Bertolt Brecht, em seu teatro pedagógico, propõe que não nos emocionemos, mas pensemos. Só que aqui nem é teatro. Sou eu, cúmplice dessa cidade que abandona suas crias. O Brasil não é só isso, e sei de muitos lugares que nem fazem idéia do inferno das metrópoles, mas as notícias envolvem todos e discutir as soluções também. Discutamos, pois.

No debate sobre se é mais barato prevenir ou remediar, ouve-se que cada presidiário custa por mês mais do que dez alunos na escola e que cada menor infrator confinado custa mais do que 20 crianças na escola. E se cadeia não adianta e preso é tão caro, há quem diga que pena de morte barateia... Não é preciso ser jurista para se chocar. Todos sabemos que preso é responsabilidade do Estado, a qualquer custo. Mas criança na escola não é responsabilidade do Estado? E a que custo? Um décimo do que gastamos com os presos e um vigésimo do que custa um infrator?

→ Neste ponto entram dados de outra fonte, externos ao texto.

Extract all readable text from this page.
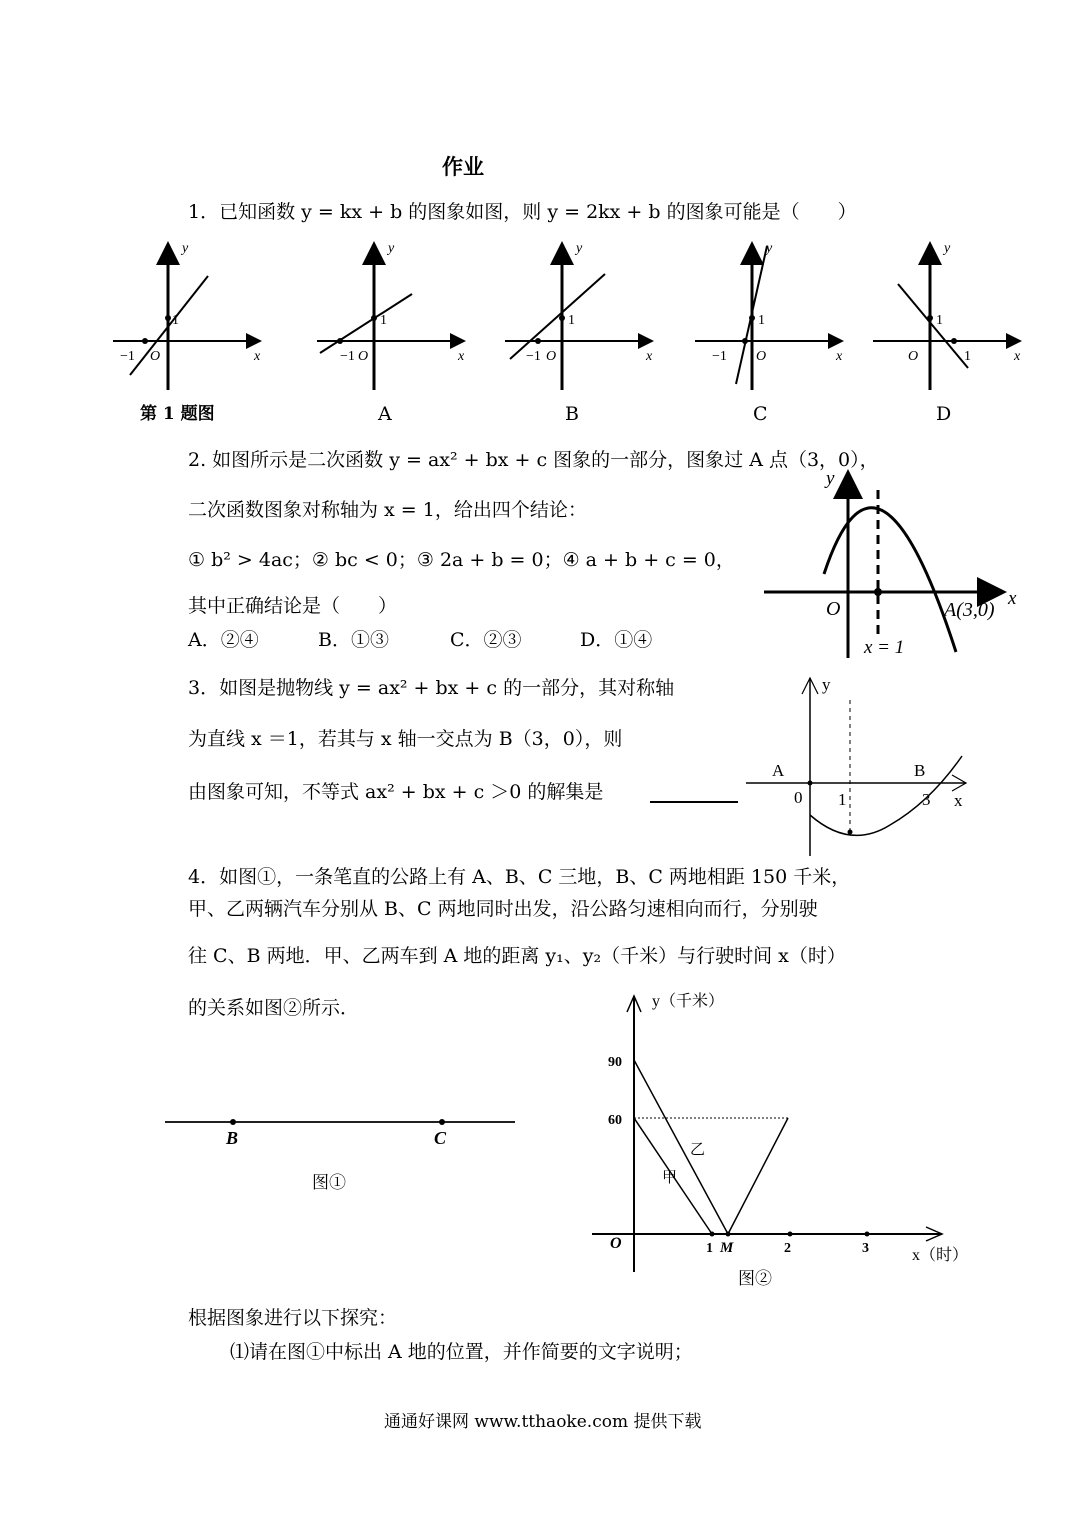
作业
1．已知函数 y = kx + b 的图象如图，则 y = 2kx + b 的图象可能是（　　）
x
y
1
−1 O
第 1 题图
x
y
1
−1 O
A
x
y
1
−1 O
B
x
y
1
−1 O
C
x
y
1
1
O
D
2. 如图所示是二次函数 y = ax² + bx + c 图象的一部分，图象过 A 点（3，0），
二次函数图象对称轴为 x = 1，给出四个结论：
① b² > 4ac；② bc < 0；③ 2a + b = 0；④ a + b + c = 0，
其中正确结论是（　　）
A．②④	B．①③	C．②③	D．①④
O	A(3,0)
x = 1
x
y
3．如图是抛物线 y = ax² + bx + c 的一部分，其对称轴
为直线 x ＝1，若其与 x 轴一交点为 B（3，0），则
由图象可知，不等式 ax² + bx + c ＞0 的解集是
A	B
0 1	3 x
y
4．如图①，一条笔直的公路上有 A、B、C 三地，B、C 两地相距 150 千米，
甲、乙两辆汽车分别从 B、C 两地同时出发，沿公路匀速相向而行，分别驶
往 C、B 两地．甲、乙两车到 A 地的距离 y₁、y₂（千米）与行驶时间 x（时）
的关系如图②所示．
B	C
图①
y（千米）
x（时）
O
90
60
1	2	3
M
乙
甲
图②
根据图象进行以下探究：
⑴请在图①中标出 A 地的位置，并作简要的文字说明；
通通好课网 www.tthaoke.com 提供下载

Há milhões de jovens sem trabalho, escola e vida social decentes - entre eles, milhares de crianças de rua e outras tantas viciadas, prostituídas ou envolvidas com a contravenção e o crime. Cuidar desses últimos é essencial, mas sem solução para os demais equivale a enxugar gelo... Como é impossível arranjar de repente ocupação para milhões (ainda mais milhões que não completaram a escola básica), mais urgente do que discutir a maioridade penal é aumentar a maioridade educacional, com formação geral ou profissional mais vida cultural, música, esportes etc.

Porém quem cuidará disso? Assim como para evitar crimes as leis são importantes, mas não bastam, é preciso olhar cada criança como responsabilidade nossa e "desnaturalizar" a miséria. Se no lugar do menino largado na rua estivesse eu caído, com óculos e computador portátil, em minutos seria socorrido. Mas um menino drogado, descalço, traz menos riscos dormindo no chão do que em pé... Como aconselha Brecht, não é para se emocionar, é para pensar.



"Nossa sociedade está se preparando para se proteger de seus jovens, não para protegê-los. Como disse Brecht, não é de emocionar, é para pensar"

LUIS CARLOS DE MENEZES é físico e educador da Universidade de São Paulo e sabe que não se resolve a violência só com Educação, mas que sem Educação não se resolve nada.